In a drama-packed Group 3 Catanach’s Blue Sapphire Stakes (1100m) at Caulfield on Wednesday, Mick Price and Michael Kent Jnr used their successful blueprint from last year to win with undefeated Grand Impact.
The win was overshadowed though by an incident in the barriers when odds-on favourite Economics took fright and flipped around, with his jockey Chad Schofield trying to hang on.
Racing Victoria veterinary surgeons deemed him unfit to start and he was scratched, while on-course doctor Ashlea Murphy examined Schofield and found he had a suspected broken rib.

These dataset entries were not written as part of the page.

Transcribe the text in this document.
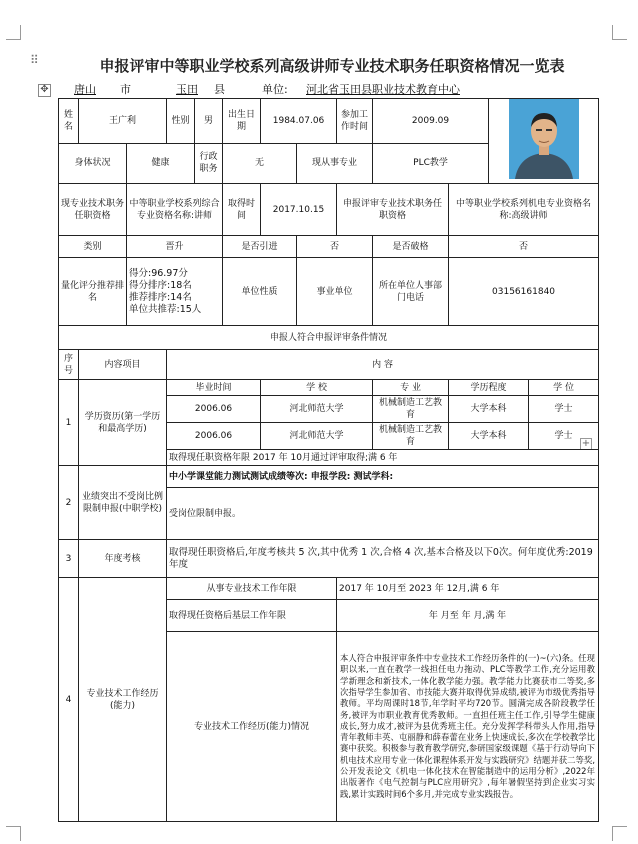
⠿	申报评审中等职业学校系列高级讲师专业技术职务任职资格情况一览表
✥
+
唐山 市	玉田 县	单位: 河北省玉田县职业技术教育中心
姓名	王广利		性别	男	出生日期	1984.07.06		参加工作时间	2009.09	
身体状况		健康		行政职务	无		现从事专业		PLC教学			
现专业技术职务任职资格		中等职业学校系列综合专业资格名称:讲师			取得时间	2017.10.15		申报评审专业技术职务任职资格		中等职业学校系列机电专业资格名称:高级讲师		
类别		晋升			是否引进		否		是否破格	否		
量化评分推荐排名		得分:96.97分
得分排序:18名
推荐排序:14名
单位共推荐:15人			单位性质		事业单位		所在单位人事部门电话	03156161840		
申报人符合申报评审条件情况												
序号	内容项目		内 容									
1	学历资历(第一学历和最高学历)		毕业时间			学 校			专 业	学历程度		学 位
			2006.06			河北师范大学			机械制造工艺教育	大学本科		学士
			2006.06			河北师范大学			机械制造工艺教育	大学本科		学士
			取得现任职资格年限 2017 年 10月通过评审取得;满 6 年									
2	业绩突出不受岗比例限制申报(中职学校)		中小学课堂能力测试测试成绩等次: 申报学段: 测试学科:									
			受岗位限制申报。									
3	年度考核		取得现任职资格后,年度考核共 5 次,其中优秀 1 次,合格 4 次,基本合格及以下0次。何年度优秀:2019年度									
4	专业技术工作经历(能力)		从事专业技术工作年限					2017 年 10月至 2023 年 12月,满 6 年				
			取得现任资格后基层工作年限					年 月至 年 月,满 年				
			专业技术工作经历(能力)情况					本人符合申报评审条件中专业技术工作经历条件的(一)~(六)条。任现职以来,一直在教学一线担任电力拖动、PLC等教学工作,充分运用教学新理念和新技术,一体化教学能力强。教学能力比赛获市二等奖,多次指导学生参加省、市技能大赛并取得优异成绩,被评为市级优秀指导教师。平均周课时18节,年学时平均720节。圆满完成各阶段教学任务,被评为市职业教育优秀教师。一直担任班主任工作,引导学生健康成长,努力成才,被评为县优秀班主任。充分发挥学科带头人作用,指导青年教师丰英、屯丽静和薛春蕾在业务上快速成长,多次在学校教学比赛中获奖。积极参与教育教学研究,参研国家级课题《基于行动导向下机电技术应用专业一体化课程体系开发与实践研究》结题并获二等奖,公开发表论文《机电一体化技术在智能制造中的运用分析》,2022年出版著作《电气控制与PLC应用研究》,每年暑假坚持到企业实习实践,累计实践时间6个多月,并完成专业实践报告。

The victory by Grand Impact gave Price and Kent Jnr a winning double, as they had earlier won the G3 Coongy Cup with Gunstock.
It also gave the training partners back-to-back victories in the race, while Price has now been successful four times overall in the event.
Last year, Extreme Warrior prevailed after he had won an Echuca maiden and Grand Impact’s triumphs had come in a Geelong maiden in July and a Benchmark 64 at Sandown Lakeside in early August.
“The blueprint with all these nice colts if you’re going to win a nice race with them, it’s no use just going and going and going from when they have their first start, you need to time the run,” Price explained.
Price said Grand Impact will have his next start in the G1 Coolmore Stud Stakes at Flemington on Derby Day and given he was strong to the line over 1100 metres, the 1200 of the Coolmore shouldn’t be a problem for him.
Price also pointed out that Grand Impact’s stablemate Bews, who finished sixth, had beaten him when they worked together last Saturday but that Bews had been all over the place and didn’t handle the wet ground in Wednesday’s race.
After Grand Impact ($4.80) defeated Shalailed ($26) by a length-and-three-quarters, with Lofty Strike ($7.50) a further length away in third, jockey Ben Melham said the most impressive part of his winning streak is that he is still a fair way off the finished product.
Schofield later said it was one of those things which happen in racing and that he had not had any indication that Economics was going to play up.
“Nothing really triggered him off, he just had a moment where he lunged quite badly and got his legs caught up and he panicked and then he flipped over and I was sort of stuck on,” Schofield said.
Schofield said a barrier attendant then helped to get him off the horse.
“I’ll be finding out who he is and thanking him,” he added.